Ermias Asghedom, also known by his rap name Nipsey Hussle, was gunned down outside of his clothing shop, The Marathon Store on March 31, 2019. According to the court transcript from the May hearing, Hussle and accused murderer Eric Holder exchanged conversation before Holder left the scene and returned with two firearms, killing Hussle and injuring others.
Holder is facing the following charges: one count of murder, two counts of attempted murder, two counts of assault with a deadly weapon, and one count of felon in possession of a firearm. His defense motioned to have the two counts of attempted murder, which rest on the “Kill Zone” theory, dismissed.
In order for the “Kill Zone” theory to apply when determining attempted murder, six factors must be proven: there is a primary target, type of weapon used, distance between the shooter and target, proximity to other victims to target, whether victims are in an enclosed area, and whether the target was moving in the attack.
According to the court transcript from the motion hearing on Oct. 9, the state of California believes “every factor identified by the court is present and favors the application of the “kill zone” theory.”
Deputy District Attorney, John McKinney provided insight on another pertinent aspect of the case that continues to affect the process.
“Every defendant in California has a right to a speedy trial, that’s a right to go to trial within 60 days of their arraignment. We are well past 60 days because he keeps waiving his right,” McKinney said.

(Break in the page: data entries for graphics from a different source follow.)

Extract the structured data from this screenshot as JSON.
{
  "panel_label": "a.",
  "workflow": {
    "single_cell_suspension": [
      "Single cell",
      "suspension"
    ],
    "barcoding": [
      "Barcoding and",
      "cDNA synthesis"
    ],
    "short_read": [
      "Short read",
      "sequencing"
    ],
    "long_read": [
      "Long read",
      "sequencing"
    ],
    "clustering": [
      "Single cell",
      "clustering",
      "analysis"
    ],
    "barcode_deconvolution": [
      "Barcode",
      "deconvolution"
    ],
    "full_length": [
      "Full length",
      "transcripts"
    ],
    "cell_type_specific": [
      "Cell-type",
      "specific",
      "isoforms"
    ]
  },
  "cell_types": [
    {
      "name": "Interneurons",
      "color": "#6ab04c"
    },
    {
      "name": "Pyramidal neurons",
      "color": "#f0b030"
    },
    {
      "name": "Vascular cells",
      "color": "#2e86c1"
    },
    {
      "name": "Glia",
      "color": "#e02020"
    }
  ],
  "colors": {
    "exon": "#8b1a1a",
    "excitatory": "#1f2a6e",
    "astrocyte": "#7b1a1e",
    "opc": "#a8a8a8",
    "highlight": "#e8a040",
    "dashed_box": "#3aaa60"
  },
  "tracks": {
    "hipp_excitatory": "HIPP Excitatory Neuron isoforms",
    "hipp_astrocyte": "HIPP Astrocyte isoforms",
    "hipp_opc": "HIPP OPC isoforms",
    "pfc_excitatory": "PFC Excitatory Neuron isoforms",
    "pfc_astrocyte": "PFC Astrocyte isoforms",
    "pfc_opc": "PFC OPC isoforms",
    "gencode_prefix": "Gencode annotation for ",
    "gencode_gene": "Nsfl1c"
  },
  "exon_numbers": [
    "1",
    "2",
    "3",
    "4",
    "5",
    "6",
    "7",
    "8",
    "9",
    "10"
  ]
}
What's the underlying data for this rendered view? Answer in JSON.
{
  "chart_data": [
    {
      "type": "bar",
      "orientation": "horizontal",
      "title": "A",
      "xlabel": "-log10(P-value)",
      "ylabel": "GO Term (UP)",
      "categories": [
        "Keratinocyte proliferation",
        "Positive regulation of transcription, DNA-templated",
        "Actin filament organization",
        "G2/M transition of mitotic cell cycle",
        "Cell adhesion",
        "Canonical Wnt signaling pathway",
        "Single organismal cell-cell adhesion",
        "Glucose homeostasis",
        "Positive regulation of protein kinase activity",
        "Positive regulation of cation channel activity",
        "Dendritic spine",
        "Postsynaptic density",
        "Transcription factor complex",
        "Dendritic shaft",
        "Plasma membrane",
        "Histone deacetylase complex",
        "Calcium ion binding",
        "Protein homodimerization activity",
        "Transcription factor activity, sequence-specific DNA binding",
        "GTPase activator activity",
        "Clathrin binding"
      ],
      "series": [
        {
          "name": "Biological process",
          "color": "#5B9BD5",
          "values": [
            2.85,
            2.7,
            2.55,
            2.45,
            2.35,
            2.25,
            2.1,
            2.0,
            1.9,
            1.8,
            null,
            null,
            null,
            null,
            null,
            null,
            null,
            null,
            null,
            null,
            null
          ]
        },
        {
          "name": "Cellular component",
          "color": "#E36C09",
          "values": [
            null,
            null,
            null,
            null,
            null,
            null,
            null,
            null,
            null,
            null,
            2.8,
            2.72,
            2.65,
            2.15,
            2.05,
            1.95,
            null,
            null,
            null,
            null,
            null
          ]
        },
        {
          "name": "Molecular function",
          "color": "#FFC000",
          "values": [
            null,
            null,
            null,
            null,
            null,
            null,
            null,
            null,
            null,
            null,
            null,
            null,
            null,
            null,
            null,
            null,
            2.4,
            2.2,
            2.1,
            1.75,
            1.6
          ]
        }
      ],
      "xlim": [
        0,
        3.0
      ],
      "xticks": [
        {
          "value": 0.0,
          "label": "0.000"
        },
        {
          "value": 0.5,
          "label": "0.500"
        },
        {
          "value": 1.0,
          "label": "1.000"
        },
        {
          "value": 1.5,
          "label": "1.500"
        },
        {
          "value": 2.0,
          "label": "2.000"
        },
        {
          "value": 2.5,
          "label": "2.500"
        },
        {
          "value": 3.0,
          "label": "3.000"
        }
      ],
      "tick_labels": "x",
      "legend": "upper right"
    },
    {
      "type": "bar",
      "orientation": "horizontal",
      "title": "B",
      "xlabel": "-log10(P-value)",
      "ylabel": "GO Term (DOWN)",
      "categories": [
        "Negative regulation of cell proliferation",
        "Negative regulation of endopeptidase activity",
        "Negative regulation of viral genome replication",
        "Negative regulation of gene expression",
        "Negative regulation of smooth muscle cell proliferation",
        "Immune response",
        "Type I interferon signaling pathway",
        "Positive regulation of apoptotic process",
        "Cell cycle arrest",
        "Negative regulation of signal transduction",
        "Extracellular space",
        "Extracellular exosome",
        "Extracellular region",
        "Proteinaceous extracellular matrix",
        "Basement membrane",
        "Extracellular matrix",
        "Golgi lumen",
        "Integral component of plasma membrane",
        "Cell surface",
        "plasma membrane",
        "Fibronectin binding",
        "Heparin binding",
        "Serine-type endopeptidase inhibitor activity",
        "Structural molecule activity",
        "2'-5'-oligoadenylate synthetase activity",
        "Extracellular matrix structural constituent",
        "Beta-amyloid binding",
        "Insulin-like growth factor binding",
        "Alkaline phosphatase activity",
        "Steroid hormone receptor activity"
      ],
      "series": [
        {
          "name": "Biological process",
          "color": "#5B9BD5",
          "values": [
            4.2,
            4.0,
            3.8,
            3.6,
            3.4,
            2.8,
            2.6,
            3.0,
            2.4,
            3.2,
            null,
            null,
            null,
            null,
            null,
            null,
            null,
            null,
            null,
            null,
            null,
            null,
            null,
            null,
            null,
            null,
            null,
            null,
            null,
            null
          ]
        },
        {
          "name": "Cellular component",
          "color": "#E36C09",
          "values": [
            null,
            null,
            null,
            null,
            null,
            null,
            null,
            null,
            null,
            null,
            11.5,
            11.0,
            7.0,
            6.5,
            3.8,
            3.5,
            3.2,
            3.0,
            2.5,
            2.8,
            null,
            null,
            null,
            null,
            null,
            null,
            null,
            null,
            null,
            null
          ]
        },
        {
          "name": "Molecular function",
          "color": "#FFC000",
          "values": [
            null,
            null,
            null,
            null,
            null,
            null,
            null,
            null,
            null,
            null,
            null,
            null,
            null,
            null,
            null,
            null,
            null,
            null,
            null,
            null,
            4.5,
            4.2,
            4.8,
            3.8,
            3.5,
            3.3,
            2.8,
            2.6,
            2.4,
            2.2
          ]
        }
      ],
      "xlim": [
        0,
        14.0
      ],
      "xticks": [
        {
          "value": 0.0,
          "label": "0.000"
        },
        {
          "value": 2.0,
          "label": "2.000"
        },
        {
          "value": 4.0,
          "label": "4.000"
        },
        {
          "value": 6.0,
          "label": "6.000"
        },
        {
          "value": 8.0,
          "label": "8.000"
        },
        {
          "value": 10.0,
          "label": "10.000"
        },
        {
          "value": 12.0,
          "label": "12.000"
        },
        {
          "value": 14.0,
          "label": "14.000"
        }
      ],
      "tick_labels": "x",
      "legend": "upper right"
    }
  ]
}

McKinney refrained from commenting on the case specifically but provided his thoughts as to why Holder may be prolonging the case.
“Given the magnitude of the case, the complexities of the case, work his defense attorney needs to do, he knew it wasn’t in his best interest to try to go to trial right now,” McKinney said.
Hussle was seen by many as a hero for his community leadership and service. Community advocate Edward Sargent expressed gratitude for the way the prosecution is handling the case.
“He [McKinney] knows what he’s doing, he’s comfortable with what he’s doing. He didn’t knock on doors, he shared information with the family about how he was available, how they could reach him,” Sargent said.
The prosecution is seeking to have the motion denied and start the trial. There is not a set date for the trial but it will likely take place at the beginning of next year.